- NSFAS has received nearly 940 000 applications so far for the 2025 academic year.
- More than 600 000 students have already been provisionally accepted.
- The students are accepting aid from an institution in abject disarray.
The National Student Financial Aid Scheme (NSFAS) has already received more than 936 000 applications for the 2025 academic year, with tertiary education institutions expected to open across South Africa in early February.
Of those nearly million applications, around 668 000 have been provisionally funded pending institution placement or acceptance, according to the Portfolio Committee on Higher Education and Training.
The announcement comes months after Higher Education Minister Nobuhle Nkabane told the portofolio committee that as it current stands for NSFAS, “there is no way we can deliver in terms of our constitutional obligation.”
Per the minister last year, the scheme is dealing with a long list of systemic and structural deficiencies, including a weak and out of date ICT system, poor systems to maintain student data, deep-running allegations of staff corruption, and a lack of solid turn around strategy.
In August, due to system challenges, NSFAS staff had to manually conduct verification checks on student applications to proceed with the sending of funds – a task that then-Administration Freeman Nomvalo said was “impossible.”
Another problem with the system in September saw the scheme postpone the launch of the 2025 online applications window.

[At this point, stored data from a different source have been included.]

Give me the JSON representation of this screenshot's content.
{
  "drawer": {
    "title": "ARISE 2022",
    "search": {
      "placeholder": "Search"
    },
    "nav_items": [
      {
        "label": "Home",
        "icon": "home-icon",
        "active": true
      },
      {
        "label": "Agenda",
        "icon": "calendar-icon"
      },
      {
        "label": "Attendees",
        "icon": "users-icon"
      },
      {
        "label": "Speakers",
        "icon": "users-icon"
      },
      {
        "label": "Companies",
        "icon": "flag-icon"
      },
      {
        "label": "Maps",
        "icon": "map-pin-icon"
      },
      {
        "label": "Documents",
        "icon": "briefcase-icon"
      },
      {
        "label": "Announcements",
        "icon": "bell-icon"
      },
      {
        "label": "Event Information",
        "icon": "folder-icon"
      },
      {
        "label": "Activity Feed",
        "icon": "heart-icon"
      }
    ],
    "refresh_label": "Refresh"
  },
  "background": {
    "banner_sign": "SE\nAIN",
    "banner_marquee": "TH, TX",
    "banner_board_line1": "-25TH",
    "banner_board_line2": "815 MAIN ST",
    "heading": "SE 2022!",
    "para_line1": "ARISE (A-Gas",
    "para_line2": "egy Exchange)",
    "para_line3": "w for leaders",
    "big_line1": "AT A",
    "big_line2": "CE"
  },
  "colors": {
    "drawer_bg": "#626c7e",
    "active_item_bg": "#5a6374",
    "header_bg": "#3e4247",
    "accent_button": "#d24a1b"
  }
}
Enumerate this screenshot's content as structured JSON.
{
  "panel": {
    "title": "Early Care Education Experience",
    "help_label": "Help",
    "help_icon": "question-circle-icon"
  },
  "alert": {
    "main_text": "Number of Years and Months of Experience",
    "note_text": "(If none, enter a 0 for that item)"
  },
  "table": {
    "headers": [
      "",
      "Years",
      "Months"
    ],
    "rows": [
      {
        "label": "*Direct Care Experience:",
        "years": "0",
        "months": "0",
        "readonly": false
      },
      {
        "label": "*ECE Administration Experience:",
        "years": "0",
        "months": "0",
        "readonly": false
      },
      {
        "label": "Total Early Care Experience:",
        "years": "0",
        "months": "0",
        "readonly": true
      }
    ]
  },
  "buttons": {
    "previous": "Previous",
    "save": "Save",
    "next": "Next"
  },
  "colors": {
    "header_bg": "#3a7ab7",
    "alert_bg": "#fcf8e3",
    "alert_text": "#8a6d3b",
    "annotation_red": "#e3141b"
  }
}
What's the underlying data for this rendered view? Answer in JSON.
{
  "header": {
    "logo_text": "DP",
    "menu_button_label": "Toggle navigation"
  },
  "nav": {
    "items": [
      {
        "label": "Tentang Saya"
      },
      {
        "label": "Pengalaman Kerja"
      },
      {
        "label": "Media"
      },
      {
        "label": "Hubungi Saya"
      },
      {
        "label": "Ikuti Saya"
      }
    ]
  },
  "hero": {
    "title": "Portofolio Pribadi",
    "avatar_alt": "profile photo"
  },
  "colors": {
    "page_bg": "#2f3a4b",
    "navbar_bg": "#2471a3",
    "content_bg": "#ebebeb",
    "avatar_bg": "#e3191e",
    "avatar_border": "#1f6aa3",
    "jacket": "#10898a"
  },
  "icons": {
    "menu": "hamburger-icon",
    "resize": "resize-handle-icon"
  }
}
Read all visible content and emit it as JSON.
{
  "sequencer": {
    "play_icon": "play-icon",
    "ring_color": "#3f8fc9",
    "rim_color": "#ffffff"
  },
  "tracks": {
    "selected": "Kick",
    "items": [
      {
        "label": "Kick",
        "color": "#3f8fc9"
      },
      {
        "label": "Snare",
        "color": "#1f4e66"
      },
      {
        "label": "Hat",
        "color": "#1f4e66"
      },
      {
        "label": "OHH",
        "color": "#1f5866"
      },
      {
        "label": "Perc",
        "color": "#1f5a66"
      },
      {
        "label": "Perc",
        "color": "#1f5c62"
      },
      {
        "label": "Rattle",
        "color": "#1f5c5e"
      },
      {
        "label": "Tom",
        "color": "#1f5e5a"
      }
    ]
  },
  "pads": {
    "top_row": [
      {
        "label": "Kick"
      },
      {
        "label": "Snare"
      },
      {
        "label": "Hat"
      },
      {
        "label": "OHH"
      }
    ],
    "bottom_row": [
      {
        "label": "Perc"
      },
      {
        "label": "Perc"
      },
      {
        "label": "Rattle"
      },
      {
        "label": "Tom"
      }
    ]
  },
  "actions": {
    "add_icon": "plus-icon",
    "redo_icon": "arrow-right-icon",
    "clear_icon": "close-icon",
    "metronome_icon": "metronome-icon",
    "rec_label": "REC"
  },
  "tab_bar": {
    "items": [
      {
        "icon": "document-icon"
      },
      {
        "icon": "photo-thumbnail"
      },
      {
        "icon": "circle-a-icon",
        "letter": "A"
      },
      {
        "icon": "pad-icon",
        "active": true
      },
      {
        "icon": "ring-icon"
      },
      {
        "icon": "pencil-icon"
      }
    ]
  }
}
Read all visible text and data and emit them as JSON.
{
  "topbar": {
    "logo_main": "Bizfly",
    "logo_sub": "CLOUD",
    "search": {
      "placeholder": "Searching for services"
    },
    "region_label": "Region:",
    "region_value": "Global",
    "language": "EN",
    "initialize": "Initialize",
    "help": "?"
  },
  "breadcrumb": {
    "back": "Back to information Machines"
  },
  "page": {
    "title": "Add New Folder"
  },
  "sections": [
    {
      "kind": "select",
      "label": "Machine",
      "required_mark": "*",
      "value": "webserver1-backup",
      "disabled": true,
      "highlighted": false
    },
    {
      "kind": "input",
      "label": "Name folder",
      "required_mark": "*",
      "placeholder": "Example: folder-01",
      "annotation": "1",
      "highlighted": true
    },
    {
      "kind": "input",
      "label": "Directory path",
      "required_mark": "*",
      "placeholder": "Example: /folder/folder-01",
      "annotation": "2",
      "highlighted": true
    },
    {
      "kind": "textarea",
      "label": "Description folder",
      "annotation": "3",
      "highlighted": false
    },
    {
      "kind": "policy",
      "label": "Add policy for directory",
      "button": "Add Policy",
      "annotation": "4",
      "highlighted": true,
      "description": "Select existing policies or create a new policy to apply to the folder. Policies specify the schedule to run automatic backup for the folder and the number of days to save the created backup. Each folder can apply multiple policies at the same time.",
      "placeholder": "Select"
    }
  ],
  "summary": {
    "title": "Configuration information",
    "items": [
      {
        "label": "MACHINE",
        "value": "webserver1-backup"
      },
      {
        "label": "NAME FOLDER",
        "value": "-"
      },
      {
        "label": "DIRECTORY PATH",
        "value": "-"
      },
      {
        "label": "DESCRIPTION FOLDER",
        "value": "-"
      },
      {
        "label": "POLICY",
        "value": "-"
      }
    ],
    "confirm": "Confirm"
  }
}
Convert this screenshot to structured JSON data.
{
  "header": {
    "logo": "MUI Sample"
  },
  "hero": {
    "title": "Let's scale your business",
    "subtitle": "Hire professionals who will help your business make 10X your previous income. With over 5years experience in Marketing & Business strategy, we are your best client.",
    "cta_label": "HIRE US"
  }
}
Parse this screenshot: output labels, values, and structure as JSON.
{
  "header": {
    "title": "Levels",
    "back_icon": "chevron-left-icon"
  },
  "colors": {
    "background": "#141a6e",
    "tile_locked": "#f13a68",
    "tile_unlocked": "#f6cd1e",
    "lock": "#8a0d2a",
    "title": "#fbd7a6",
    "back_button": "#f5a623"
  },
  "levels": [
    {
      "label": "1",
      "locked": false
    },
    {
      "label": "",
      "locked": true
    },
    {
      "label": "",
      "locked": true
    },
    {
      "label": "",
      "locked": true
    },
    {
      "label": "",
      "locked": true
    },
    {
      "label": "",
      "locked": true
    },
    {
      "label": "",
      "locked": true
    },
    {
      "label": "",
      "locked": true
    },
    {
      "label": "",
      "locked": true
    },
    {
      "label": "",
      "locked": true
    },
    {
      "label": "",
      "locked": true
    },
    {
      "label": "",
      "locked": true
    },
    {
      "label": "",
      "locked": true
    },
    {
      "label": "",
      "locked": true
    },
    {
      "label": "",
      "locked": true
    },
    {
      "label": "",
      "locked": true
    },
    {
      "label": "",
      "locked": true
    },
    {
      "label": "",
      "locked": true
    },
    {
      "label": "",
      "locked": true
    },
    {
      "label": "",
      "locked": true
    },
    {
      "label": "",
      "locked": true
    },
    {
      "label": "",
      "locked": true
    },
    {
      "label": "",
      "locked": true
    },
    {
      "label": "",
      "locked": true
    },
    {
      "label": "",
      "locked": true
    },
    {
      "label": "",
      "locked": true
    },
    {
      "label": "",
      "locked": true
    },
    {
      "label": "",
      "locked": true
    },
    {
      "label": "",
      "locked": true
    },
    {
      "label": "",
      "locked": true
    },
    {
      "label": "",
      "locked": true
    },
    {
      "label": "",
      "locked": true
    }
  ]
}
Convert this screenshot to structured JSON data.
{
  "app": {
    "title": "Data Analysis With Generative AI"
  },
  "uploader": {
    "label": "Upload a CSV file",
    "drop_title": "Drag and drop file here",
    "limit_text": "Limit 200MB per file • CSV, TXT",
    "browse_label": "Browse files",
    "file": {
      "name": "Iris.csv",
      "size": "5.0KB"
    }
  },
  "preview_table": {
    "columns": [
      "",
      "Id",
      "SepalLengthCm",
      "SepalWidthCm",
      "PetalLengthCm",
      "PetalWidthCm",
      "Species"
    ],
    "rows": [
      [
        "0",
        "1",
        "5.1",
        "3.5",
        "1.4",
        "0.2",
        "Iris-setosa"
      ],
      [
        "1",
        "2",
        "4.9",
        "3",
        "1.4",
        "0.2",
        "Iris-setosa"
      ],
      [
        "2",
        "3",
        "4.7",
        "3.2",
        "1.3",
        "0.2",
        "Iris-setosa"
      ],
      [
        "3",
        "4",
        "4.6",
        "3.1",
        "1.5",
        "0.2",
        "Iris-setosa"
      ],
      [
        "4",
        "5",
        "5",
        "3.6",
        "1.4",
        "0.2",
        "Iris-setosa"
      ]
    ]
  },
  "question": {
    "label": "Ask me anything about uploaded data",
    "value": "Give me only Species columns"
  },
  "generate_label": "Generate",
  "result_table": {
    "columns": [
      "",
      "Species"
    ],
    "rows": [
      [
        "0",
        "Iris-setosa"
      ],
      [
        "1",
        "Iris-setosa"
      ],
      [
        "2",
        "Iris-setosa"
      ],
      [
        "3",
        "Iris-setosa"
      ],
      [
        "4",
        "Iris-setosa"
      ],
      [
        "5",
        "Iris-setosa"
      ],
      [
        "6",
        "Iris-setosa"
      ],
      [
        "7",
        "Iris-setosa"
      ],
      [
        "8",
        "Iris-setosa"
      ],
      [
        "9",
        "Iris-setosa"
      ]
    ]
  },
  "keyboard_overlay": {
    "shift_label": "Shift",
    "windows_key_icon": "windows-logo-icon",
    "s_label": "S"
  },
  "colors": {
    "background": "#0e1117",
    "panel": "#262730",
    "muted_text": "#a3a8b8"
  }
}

Systemic challenges at NSFAS put the academic performance of beneficiaries at risk. They may see funding delays, accomodation challenges and any number of other difficulties while accepting funding from NSFAS.
Chairperson of the Portofolio Committe on Higher Education Tebogo Letsie called on NSFAS to “do its due diligence in processing all the 2025 applications to ensure that all students that are illegible for funding are funded.”
He added that NSFAS must ensure that it stops funding students that should not be funded.
The Chairperson of the Portfolio Committee on Higher Education, Mr Tebogo Letsie, called on the @myNSFAS to do due diligence in processing all the 2025 applications to ensure that all students that are eligible for funding are funded #7thParliament #WeeklyMediaBriefing pic.twitter.com/d5cyOCXn7e
— Parliament of RSA (@ParliamentofRSA) January 16, 2025
“There have been instances where NSFAS, especially last year, wrongfully funded students who were not legible, leading to them being defunded in the middle of the year and taking students out of their studies mid-year causing mental health problems,” said Letsie.
The committee adds that NSFAS is finally ready to launch loan scheme to fund missing-middle students as of 2025, but its “comprehensive student funding model” is not yet in place.